General Mills Inc. closed the books on its biggest year ever, selling $18.1 billion worth of cereals, yogurt and other packaged foods and beating expectations for its latest quarter.
But the boost that it got when the coronavirus pandemic shuttered society and led many consumers to eat more often at home is already ending, its results showed Wednesday.
While it earned $416 million in the quarter ending May 31, that and nearly every other financial metric was lower against the same period last year when pantry stocking was at its peak.
At that time, General Mills saw a 21% jump in sales, a stunning and momentary jolt to a firm accustomed to single-digit changes. Against that result, the company this spring experienced a 10% decline in sales to $4.5 billion, a level that still beat expectations and was 4% higher than the spring quarter of 2019.
Company leaders said Wednesday they expect at-home food consumption to remain elevated throughout the next 12 months relative to pre-pandemic levels. About 85% of General Mills’ food items cater to at-home eating while just 15% is sold into food service establishments, including schools and restaurants.
General Mills also surpassed consensus estimates with adjusted diluted earnings per share of 91 cents. It earned $1.10 a share in the same period a year ago.
General Mills stock dropped 1% in pre-market trading.
The company also revealed Wednesday more details about its corporate restructuring plan that led to mass layoffs, first reported by the Star Tribune, at its corporate headquarters at locations around the U.S.

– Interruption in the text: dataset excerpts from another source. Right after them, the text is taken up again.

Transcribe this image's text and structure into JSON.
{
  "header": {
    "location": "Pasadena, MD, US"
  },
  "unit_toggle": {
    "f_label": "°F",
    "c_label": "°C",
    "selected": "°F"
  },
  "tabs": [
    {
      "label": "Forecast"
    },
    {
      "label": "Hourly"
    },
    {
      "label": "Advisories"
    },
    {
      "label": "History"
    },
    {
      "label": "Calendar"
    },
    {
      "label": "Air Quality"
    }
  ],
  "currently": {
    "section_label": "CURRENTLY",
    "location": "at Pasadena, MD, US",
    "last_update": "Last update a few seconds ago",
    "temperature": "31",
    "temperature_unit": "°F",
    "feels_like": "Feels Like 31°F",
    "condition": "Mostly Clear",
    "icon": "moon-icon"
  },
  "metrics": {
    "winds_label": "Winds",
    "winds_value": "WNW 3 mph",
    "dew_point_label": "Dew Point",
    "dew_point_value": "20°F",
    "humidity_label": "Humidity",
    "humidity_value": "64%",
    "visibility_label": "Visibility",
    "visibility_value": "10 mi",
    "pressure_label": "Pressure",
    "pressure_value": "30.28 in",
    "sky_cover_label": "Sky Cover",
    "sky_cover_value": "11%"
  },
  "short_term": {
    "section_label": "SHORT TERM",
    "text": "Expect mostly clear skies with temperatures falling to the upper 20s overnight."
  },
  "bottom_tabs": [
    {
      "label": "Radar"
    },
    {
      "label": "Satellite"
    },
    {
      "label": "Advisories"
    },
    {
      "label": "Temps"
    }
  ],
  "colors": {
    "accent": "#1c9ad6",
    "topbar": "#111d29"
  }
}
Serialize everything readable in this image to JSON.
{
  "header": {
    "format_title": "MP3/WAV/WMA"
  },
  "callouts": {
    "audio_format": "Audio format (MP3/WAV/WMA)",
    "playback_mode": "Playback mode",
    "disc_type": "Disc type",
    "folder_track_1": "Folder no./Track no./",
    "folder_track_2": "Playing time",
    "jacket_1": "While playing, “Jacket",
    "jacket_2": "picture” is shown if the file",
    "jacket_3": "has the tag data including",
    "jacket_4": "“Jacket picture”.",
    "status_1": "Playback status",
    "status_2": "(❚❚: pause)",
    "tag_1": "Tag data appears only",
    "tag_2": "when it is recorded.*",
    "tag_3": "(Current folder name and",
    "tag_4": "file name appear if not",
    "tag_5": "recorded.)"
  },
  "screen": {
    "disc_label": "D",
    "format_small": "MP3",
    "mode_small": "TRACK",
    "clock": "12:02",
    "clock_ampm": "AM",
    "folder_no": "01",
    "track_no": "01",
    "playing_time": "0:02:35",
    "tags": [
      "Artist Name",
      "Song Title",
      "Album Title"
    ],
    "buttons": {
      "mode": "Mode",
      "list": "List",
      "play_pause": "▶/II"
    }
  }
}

In prepared remarks, Chief Executive Jeff Harmening said the restructuring was needed to “ensure we can deliver on the consumer behavior changes that were established or accelerated during the pandemic.” He cited e-commerce, data and analytics that drive marketing decisions and a renewed focus on mergers and acquisitions.
Director-level executives were the first to go in May. Last week, employees in mid-level management and lower were told whether or not they’d be retained. Between 700 and 800 U.S. and Canada workers were laid off, with the company taking a $170 million charge in the latest quarter to account for severance costs.
“This change is not simply a cost-cutting exercise,” Harmening said. “It’s allowing us to free up resources to continue to invest in growth-facing capabilities.”